В Петербург! И скорее! Можно уезжать прямо послезавтра, в среду! Завтра нельзя, завтра вечером нужно быть в железнодорожном клубе. Придется пропустить четверг у Вильгельмины Александровны, так это не страшно. Веру никто не обязывал ходить туда, как на службу. В конце концов, можно сказать, хоть Немысскому, хоть Цалле, что у нее был приступ мигрени и она велела прислуге отвечать по телефону, что ее нет дома, поверят.
11
«В Москву вместе со своим отцом приехал 6-ти летний Володя Зубрицкий, обладающий феноменальными математическими способностями. До этого он выступал в Екатеринодаре. Одаренный ребенок делает в уме всевозможные вычисления, множит и делит четырехзначные числа, причем это не стоит ему никакого труда. Обладая хорошей памятью, Володя уже выучил историю с хронологией в объеме курса 4-х классов гимназии. Известный невропатолог профессор Россолимо в течение двух недель наблюдал Володю и выдал заключение о наличии у мальчика исключительных способностей, встречаемых весьма редко».

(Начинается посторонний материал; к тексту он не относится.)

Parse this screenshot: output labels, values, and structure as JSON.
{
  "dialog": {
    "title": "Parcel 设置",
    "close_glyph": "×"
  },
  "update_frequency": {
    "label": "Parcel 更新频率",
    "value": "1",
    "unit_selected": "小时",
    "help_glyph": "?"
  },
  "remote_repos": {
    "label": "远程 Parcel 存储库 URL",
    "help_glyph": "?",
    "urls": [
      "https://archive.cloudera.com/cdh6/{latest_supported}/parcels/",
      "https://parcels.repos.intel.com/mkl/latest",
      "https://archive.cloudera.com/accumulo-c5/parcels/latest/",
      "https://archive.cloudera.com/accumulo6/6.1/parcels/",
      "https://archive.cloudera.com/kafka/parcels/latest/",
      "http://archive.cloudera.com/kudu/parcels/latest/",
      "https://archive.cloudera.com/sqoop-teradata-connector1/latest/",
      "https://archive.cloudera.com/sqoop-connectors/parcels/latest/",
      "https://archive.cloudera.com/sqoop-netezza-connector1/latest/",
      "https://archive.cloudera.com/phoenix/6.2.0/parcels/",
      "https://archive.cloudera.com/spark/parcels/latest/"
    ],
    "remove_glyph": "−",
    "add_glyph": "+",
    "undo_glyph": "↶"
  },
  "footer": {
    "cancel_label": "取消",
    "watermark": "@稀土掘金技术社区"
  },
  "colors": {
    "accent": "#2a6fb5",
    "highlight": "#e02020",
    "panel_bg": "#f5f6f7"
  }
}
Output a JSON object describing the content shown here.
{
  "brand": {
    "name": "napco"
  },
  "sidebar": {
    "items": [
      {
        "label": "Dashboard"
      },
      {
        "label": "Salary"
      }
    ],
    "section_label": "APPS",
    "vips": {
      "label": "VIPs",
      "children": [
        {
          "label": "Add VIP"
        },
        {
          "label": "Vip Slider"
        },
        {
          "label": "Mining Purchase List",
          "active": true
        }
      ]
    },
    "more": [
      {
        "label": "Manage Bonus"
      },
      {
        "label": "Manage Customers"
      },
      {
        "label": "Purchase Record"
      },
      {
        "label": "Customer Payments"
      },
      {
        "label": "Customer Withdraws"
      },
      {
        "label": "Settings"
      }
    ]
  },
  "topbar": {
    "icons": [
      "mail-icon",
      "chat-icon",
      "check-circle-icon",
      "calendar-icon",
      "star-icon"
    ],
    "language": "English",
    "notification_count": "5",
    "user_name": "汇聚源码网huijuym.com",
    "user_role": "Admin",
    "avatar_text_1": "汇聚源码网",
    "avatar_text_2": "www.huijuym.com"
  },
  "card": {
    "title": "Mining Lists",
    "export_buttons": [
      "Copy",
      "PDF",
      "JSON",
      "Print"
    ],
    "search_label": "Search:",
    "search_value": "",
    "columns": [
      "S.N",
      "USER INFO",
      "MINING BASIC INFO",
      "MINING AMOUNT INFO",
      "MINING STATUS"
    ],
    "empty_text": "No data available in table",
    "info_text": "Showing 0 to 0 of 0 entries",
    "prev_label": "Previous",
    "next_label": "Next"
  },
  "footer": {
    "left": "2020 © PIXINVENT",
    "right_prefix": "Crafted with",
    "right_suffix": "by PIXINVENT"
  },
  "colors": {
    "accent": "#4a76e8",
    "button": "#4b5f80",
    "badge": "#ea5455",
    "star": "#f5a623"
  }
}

Газета «Новое время», 1912 года– Эх, сударыня, разве сейчас это жизнь? Вот раньше была жизнь! – сказал извозчик, обернувшись к Вере, и тронул лошадь.

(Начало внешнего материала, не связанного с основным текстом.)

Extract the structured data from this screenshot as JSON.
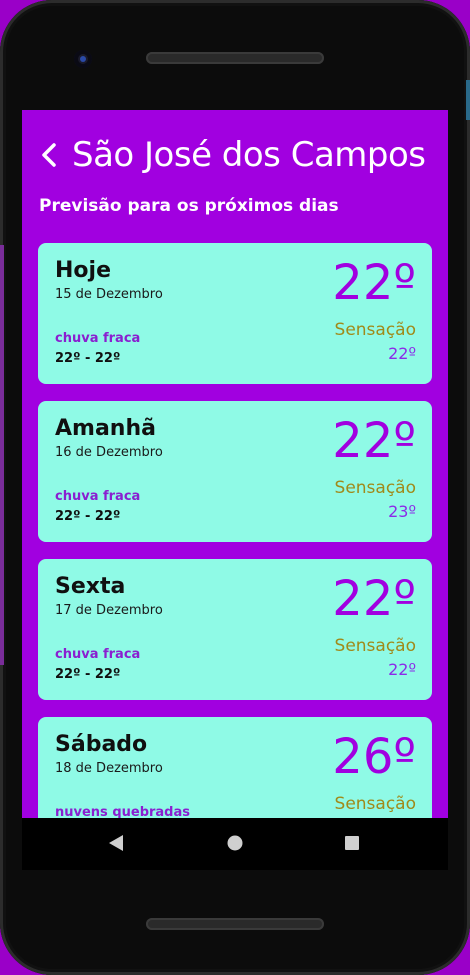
{
  "header": {
    "city": "São José dos Campos",
    "subtitle": "Previsão para os próximos dias"
  },
  "forecast": [
    {
      "day": "Hoje",
      "date": "15 de Dezembro",
      "description": "chuva fraca",
      "range": "22º - 22º",
      "temp": "22º",
      "feels_label": "Sensação",
      "feels": "22º"
    },
    {
      "day": "Amanhã",
      "date": "16 de Dezembro",
      "description": "chuva fraca",
      "range": "22º - 22º",
      "temp": "22º",
      "feels_label": "Sensação",
      "feels": "23º"
    },
    {
      "day": "Sexta",
      "date": "17 de Dezembro",
      "description": "chuva fraca",
      "range": "22º - 22º",
      "temp": "22º",
      "feels_label": "Sensação",
      "feels": "22º"
    },
    {
      "day": "Sábado",
      "date": "18 de Dezembro",
      "description": "nuvens quebradas",
      "temp": "26º",
      "feels_label": "Sensação"
    }
  ],
  "nav": {
    "icons": [
      "back-triangle-icon",
      "home-circle-icon",
      "recents-square-icon"
    ]
  },
  "colors": {
    "app_bg": "#a100e0",
    "card_bg": "#8ffae6",
    "accent": "#a100e0",
    "feels_label": "#a08a1a"
  }
}
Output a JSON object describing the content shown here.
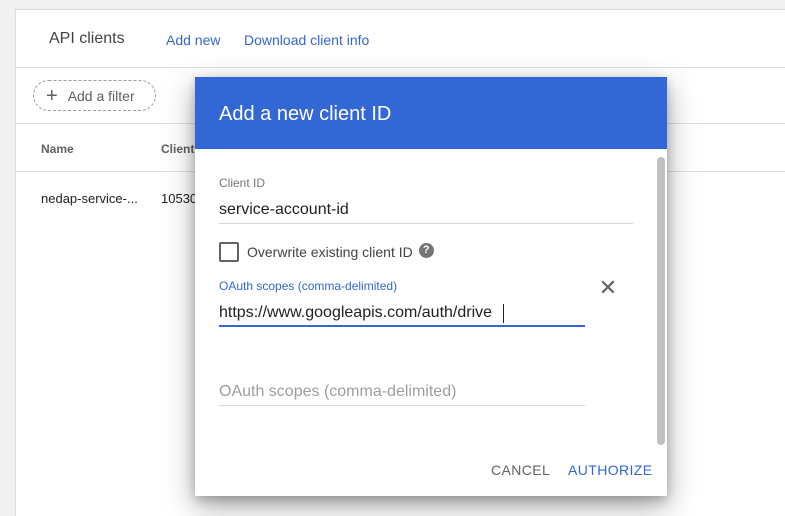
{
  "page": {
    "title": "API clients",
    "links": {
      "add_new": "Add new",
      "download": "Download client info"
    },
    "filter": {
      "label": "Add a filter"
    },
    "table": {
      "columns": [
        "Name",
        "Client"
      ],
      "rows": [
        {
          "name": "nedap-service-...",
          "client": "10530"
        }
      ]
    }
  },
  "dialog": {
    "title": "Add a new client ID",
    "client_id": {
      "label": "Client ID",
      "value": "service-account-id"
    },
    "overwrite": {
      "label": "Overwrite existing client ID",
      "checked": false
    },
    "scope1": {
      "label": "OAuth scopes (comma-delimited)",
      "value": "https://www.googleapis.com/auth/drive"
    },
    "scope2": {
      "placeholder": "OAuth scopes (comma-delimited)"
    },
    "buttons": {
      "cancel": "CANCEL",
      "authorize": "AUTHORIZE"
    }
  },
  "colors": {
    "accent": "#3367d6"
  },
  "icons": {
    "plus": "plus-icon",
    "help": "help-icon",
    "close": "close-icon"
  }
}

Вера говорливых извозчиков не любила, потому что говорили они одно и то же, причем скучное. Замучили штрафами, овес дорожает, седоки мельчают, норовят за двугривенный от Рогожского кладбища до Сретенских ворот подрядить, конкурентов прибавляется с каждым годом… Но сегодня настроение было легким, и Ванька начал загадочно, заинтриговал. Ну-ка, ну-ка, может, у петербургских извозчиков разговоры поинтереснее, чем у московских?
– А раньше, это, позвольте узнать, когда? – спросила Вера.

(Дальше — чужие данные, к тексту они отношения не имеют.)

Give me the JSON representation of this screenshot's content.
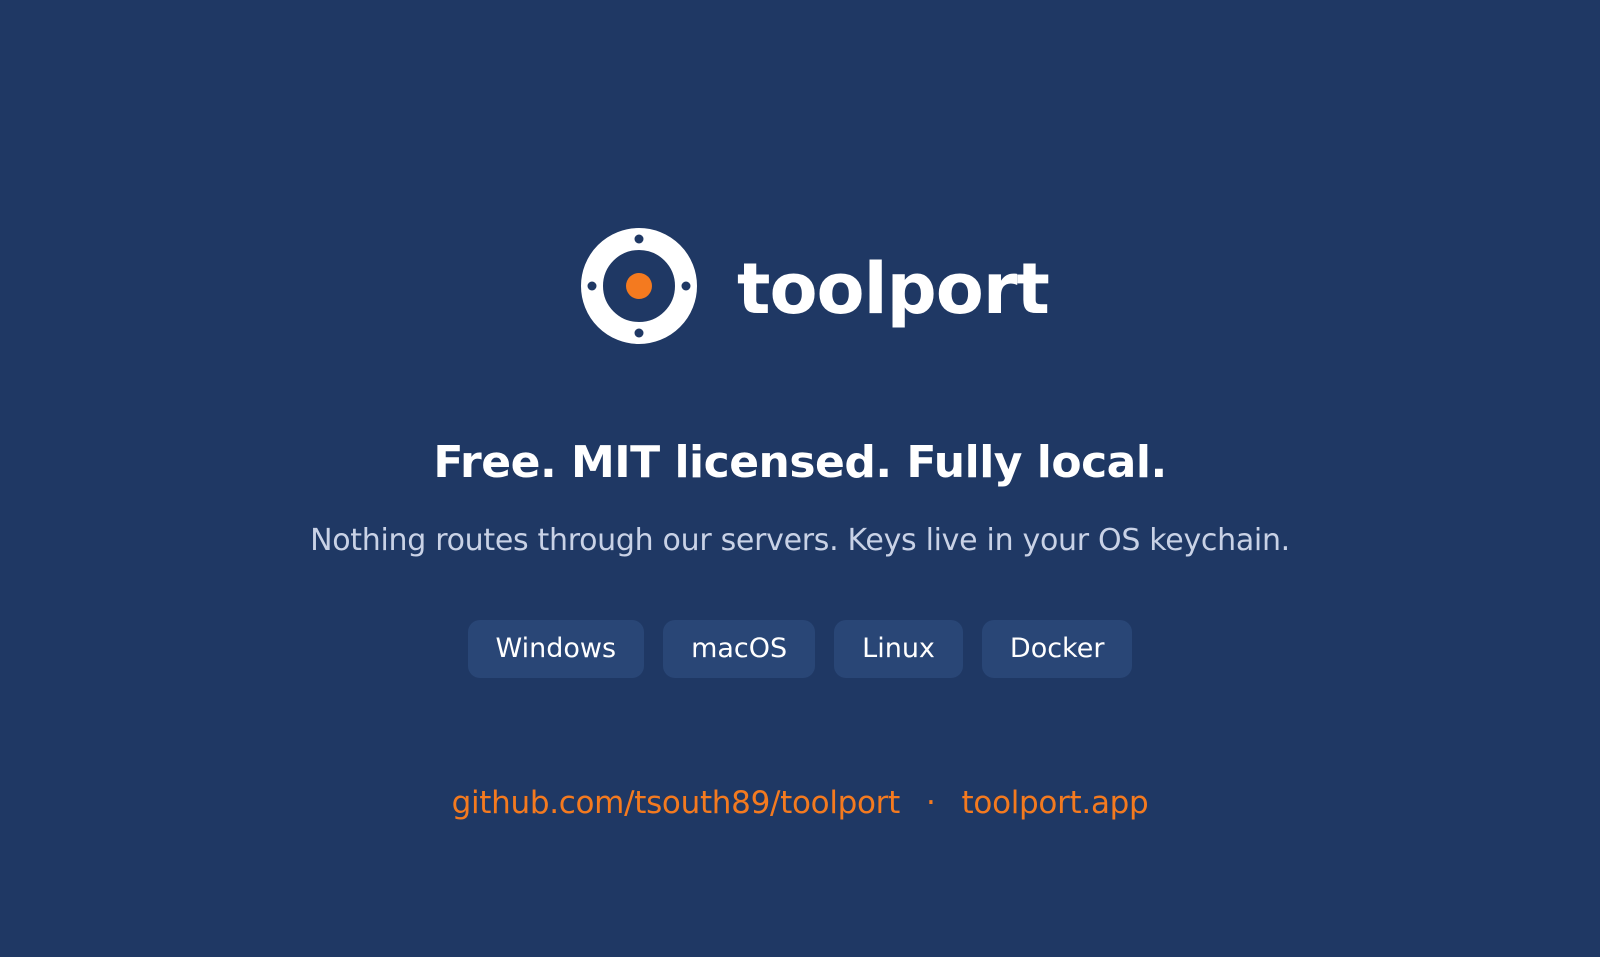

– Да еще лет шесть назад была жизнь, сударыня, – охотно подхватил извозчик, – пока театральные кареты не отменили. Я раньше по подряду с Дирекцией Императорских театров работал, артистов в театр привозил, а опосля спектаклей развозил по домам. Имел верный заработок и полное человеческое уважение. Артист – он тоже разный бывает, но публика эта культурная, и если даже обидит, то только спьяну, а на другой день трешницей повинится, а то и червонцем, это смотря какой артист. Но грубостев, чтобы там в спину тыкать или прочее рукоприкладство, – этого ни-ни. А если у артиста настроение хорошее, сыграл как следует и публика ему за это благодарность выражала, то ему всем приятное сделать хочется, а это не меньше трешницы тоже. Опять же корзины с цветами помочь донести до фатеры. Иной раз по три раза подымешься… Но не только в заработке дело, сударыня… – Извозчик прервал свою речь для того, чтобы обругать «кулемой» зазевавшегося мужика, и продолжил: – Главное, сударыня, то, что я этой служил… как ее… Мельпомене!